Они говорили много и о разном, Инна была оживленной, глаза у нее загадочно мерцали, и Роману вдруг нестерпимо захотелось сказать ей что-нибудь очень доброе, ласковое. Но нужные слова не находились, и он смущенно молчал, лишь короткими фразами поддерживая разговор.
— Выключите верхний свет, — попросила Инна, — при бра будет уютнее. Вы знаете, для чего придумали бра? Чтобы тихим сумраком отделить реальное от желаемого. Не очень понятно? Вам следует выпить, и все станет проще.
— Мне не хочется. И так хорошо. Может, и вам не надо столько? — предостерег он.
— Надо, мой стеснительный рыцарь, надо.
— Вам не идет...
— В самом деле? А Борис Маркович говорил, что у меня это красиво получается. Вы знаете, кто такой Борис Маркович?
— Нет, и не хочу знать. — У Романа начало портиться настроение.
— Это было недавно, это было та-ак давно...
— Я же сказал — не хочу слышать. В истории есть такой термин: до исторической эры. Там было много неясного, на заре человеческой жизни. Так вот, будем считать, что у вас тоже была такая эра — до меня...
— Вы благородны, Роман, это сейчас редкость. А я хотела вам все-все начистоту.

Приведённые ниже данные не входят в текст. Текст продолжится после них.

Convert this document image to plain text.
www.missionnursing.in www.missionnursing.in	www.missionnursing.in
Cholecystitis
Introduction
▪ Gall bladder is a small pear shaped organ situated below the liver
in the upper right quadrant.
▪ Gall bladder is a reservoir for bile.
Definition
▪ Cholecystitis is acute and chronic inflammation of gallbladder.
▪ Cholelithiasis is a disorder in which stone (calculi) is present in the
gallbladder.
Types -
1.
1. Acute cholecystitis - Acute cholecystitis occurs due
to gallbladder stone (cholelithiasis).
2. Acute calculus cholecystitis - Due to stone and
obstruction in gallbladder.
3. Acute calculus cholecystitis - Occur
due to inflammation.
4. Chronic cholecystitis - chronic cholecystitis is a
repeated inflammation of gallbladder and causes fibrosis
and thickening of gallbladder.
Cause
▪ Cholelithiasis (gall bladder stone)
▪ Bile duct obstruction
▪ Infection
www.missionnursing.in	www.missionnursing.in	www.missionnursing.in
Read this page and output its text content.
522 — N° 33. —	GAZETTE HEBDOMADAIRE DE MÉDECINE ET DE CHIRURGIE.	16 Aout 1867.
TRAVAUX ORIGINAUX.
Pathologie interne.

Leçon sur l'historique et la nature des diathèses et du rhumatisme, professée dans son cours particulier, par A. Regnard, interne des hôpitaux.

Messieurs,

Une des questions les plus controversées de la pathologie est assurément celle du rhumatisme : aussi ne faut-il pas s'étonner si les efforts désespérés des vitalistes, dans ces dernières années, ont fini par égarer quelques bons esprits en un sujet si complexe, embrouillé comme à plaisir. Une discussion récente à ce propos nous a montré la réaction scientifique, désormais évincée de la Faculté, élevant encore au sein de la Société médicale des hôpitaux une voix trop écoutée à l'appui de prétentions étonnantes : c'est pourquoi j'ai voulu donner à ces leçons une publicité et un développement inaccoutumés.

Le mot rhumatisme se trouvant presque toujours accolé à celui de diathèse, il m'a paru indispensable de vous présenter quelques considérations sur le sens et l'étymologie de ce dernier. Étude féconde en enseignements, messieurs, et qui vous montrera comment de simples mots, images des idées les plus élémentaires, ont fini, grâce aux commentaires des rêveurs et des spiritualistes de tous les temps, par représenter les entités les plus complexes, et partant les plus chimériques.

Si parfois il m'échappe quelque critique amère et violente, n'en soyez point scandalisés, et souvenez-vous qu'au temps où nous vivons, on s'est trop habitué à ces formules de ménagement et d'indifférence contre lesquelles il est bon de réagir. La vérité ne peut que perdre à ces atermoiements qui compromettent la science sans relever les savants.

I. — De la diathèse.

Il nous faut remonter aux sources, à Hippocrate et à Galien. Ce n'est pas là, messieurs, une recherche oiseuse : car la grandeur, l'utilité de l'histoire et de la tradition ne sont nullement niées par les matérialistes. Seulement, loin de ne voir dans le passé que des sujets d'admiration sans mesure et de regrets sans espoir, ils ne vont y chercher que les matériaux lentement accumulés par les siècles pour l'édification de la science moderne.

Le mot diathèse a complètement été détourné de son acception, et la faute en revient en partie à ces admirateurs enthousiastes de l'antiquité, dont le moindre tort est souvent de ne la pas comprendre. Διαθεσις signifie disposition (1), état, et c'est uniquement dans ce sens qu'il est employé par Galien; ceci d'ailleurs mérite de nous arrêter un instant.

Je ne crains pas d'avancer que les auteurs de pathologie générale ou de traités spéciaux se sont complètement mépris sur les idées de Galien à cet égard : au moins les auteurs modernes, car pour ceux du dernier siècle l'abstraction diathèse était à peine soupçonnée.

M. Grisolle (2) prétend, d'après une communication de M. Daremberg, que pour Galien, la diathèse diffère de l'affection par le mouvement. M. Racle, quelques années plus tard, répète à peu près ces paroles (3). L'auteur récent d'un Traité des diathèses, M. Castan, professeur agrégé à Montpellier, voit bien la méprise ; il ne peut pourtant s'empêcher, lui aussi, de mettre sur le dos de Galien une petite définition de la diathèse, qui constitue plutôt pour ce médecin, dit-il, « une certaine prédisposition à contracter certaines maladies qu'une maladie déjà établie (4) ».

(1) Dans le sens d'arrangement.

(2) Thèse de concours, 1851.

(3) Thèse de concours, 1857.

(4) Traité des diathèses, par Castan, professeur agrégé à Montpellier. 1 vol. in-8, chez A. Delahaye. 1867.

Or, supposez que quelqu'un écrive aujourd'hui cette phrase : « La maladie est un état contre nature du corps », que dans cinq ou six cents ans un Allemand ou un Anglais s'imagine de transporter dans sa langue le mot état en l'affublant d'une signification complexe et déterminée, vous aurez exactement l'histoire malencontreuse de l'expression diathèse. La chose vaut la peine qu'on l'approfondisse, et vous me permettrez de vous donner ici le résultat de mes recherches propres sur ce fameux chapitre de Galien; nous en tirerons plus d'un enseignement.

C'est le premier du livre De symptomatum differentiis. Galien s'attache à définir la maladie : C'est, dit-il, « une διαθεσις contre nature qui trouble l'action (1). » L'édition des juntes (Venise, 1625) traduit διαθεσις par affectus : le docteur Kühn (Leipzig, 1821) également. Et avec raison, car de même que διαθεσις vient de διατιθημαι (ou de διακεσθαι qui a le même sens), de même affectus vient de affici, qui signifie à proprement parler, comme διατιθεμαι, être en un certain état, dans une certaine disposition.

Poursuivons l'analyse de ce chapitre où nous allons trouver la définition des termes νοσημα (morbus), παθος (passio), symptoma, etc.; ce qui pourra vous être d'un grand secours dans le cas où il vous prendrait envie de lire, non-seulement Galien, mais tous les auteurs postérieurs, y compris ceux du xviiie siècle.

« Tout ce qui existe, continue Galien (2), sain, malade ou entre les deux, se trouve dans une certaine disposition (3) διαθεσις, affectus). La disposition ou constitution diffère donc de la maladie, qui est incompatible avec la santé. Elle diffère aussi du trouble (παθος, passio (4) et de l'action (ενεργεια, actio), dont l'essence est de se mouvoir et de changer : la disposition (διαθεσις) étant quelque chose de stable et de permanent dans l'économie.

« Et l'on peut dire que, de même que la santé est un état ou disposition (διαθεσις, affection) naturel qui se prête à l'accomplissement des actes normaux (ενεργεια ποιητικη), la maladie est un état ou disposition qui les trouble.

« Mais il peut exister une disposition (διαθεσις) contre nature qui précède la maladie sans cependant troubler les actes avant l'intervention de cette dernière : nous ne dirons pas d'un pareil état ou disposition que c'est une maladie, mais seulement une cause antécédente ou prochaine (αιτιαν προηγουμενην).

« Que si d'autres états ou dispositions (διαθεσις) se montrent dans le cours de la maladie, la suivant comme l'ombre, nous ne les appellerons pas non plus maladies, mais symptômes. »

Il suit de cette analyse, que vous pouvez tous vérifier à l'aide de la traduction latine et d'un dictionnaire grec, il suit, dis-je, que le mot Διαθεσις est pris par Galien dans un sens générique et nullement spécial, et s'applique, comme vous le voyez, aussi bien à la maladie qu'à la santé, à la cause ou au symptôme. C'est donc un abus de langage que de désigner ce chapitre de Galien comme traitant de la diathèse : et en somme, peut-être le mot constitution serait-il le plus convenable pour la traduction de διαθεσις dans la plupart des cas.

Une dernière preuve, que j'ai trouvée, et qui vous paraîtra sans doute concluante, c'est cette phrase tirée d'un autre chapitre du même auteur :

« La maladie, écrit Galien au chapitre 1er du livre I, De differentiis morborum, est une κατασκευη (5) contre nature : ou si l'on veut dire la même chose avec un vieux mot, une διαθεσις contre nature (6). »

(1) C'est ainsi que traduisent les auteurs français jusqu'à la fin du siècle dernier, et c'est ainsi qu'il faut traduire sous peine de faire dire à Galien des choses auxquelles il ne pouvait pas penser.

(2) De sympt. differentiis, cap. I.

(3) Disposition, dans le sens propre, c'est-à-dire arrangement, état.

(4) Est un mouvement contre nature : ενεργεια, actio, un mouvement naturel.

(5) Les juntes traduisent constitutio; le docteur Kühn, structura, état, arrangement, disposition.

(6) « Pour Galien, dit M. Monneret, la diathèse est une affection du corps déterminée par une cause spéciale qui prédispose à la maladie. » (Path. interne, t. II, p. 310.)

Роману был неприятен этот разговор. Что за странная манера — то слова о себе не проронит, то хочет исповедоваться?.. Но чужие секреты — нелегкая ноша. Они могут лечь увесистым камнем на тонкую ткань отношений человека к человеку. И кто знает, как пройдет такое испытание на прочность? Конечно, у Инны есть свое прошлое, но какое ему, Роману, до него дело? Да и не любил Роман копаться в тайнах, принадлежащих другим. Отец всегда говорил, что один из необходимейших элементов порядочности — умение не лезть в чужую жизнь.
— А кассета, между прочим, отбарабанила свое, — напомнила Инна.
Роман, задумавшись, не заметил, что кассетник замолчал.
— Сейчас мы поставим нечто из современного репертуара, — бодро сказал он.
Музыка была странной — бурной, волнующей, грозно спокойной, до невероятности просторной. Она заполнила собой всю комнату, и Роман сам себе показался маленьким, беспомощным перед ее необъятностью.
Инна равнодушно прислушалась:
— Что-то незнакомое...
— Опера «Иисус Христос».
— Вы что, тоже в религию ударяетесь?
— Связи между этой оперой и религией весьма относительные. Кстати, почему «тоже»?
— Был у меня один знакомый чудик — помешался на иконах. Мог часами о них рассказывать.
— Хорошее увлечение, — серьезно сказал Роман. — Ведь многие из старых икон — настоящие шедевры живописи. А почему вы так странно говорите о своем приятеле? Вы что, поссорились?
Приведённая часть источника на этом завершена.